This is a simple tool to help you estimating your system's gamma. The gamma is visualized over wide range of shades to allow you to better estimate a good average gamma value. If your monitor is properly calibrated, it will probably display in sRGB color space. That, in turn, means that no single exponent value is exactly correct, however 2.2 will come close.
Relax your eyes, and look slight past the screen. Within each rectangle, identify the center block of solid colour and compare it to the surrounding striping pattern. If the colours do not match, attempt to tweak it by changing the gamma value. The right value should be close to 2.2.
The pattern is built of horizontal stripes with CRTs in mind. That way, the monitor's ability to resolve a dither pattern should not come into play here, so this will actually probably work best with CRT monitors.
LCD displays must be at native resolution. (Almost all LCDs have scalers that totally fuck up the gamma of striped or dithered patterns.) If your LCD has picture smoothing options, they should be turned off completely. If your LCD has colour temperature options, chances are that the monitor accomplishes this partially through dithering. Look at 'Artifacts' section below.
For graphics cards, no picture sharpening effects should be enabled.

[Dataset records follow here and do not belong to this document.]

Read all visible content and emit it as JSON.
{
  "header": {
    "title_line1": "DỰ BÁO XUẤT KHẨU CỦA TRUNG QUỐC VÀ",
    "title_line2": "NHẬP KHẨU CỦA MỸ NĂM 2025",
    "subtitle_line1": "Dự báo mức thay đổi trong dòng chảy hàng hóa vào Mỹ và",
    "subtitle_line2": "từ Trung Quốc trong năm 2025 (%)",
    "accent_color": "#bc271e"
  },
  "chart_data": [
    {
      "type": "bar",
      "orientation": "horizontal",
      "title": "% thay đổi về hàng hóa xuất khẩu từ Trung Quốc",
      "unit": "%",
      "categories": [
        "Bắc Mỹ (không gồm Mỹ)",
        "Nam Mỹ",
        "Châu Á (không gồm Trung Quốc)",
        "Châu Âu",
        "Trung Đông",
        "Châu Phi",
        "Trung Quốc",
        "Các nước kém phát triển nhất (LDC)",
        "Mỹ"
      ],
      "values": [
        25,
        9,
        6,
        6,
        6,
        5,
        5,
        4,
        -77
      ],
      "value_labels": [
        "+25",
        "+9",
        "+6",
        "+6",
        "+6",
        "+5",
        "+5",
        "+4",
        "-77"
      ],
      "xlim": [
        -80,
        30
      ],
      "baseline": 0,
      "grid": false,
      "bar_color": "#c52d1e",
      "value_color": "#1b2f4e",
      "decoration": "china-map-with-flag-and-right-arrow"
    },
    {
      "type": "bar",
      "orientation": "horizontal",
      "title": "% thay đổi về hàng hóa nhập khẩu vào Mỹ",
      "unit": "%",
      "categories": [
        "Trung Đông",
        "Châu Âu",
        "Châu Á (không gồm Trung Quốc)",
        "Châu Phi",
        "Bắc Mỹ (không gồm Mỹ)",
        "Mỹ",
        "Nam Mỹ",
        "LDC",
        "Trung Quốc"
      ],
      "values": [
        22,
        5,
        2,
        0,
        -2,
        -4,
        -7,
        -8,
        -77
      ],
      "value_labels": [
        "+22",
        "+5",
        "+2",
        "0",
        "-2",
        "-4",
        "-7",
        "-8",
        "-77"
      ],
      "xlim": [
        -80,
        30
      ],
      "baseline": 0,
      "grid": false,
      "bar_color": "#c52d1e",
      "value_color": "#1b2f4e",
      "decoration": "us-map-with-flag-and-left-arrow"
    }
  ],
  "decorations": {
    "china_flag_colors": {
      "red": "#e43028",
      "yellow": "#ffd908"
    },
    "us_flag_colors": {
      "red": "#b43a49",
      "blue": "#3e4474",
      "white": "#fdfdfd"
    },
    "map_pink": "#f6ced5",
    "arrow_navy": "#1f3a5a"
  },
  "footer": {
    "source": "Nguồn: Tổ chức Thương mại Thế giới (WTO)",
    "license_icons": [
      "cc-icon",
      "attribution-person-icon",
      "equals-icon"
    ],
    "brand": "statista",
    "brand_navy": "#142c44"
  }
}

In general: Try to get as raw, bog-standard picture as possible without any fancy tweaks.
The left-half stripe pattern and the right-half stripe pattern within each rectangle should look the same. If you detect alterations in brightness or tone, it is most likely due to some component in your system dithering the display colours for screen. This type of striping patterns may not be appropriate measurement tools, depending on how large the difference seems.
If you have a LCD, try to move the browser window up or down on screen in 1-pixel steps. If you see the halves to swap colours, then this is a proof of some type of processing happening in your system, most likely at the LCD monitor. You're out of luck.
Note that adjusting the viewing angle can cause large apparent changes in brightness. This is unfortunate property of many LCD panels.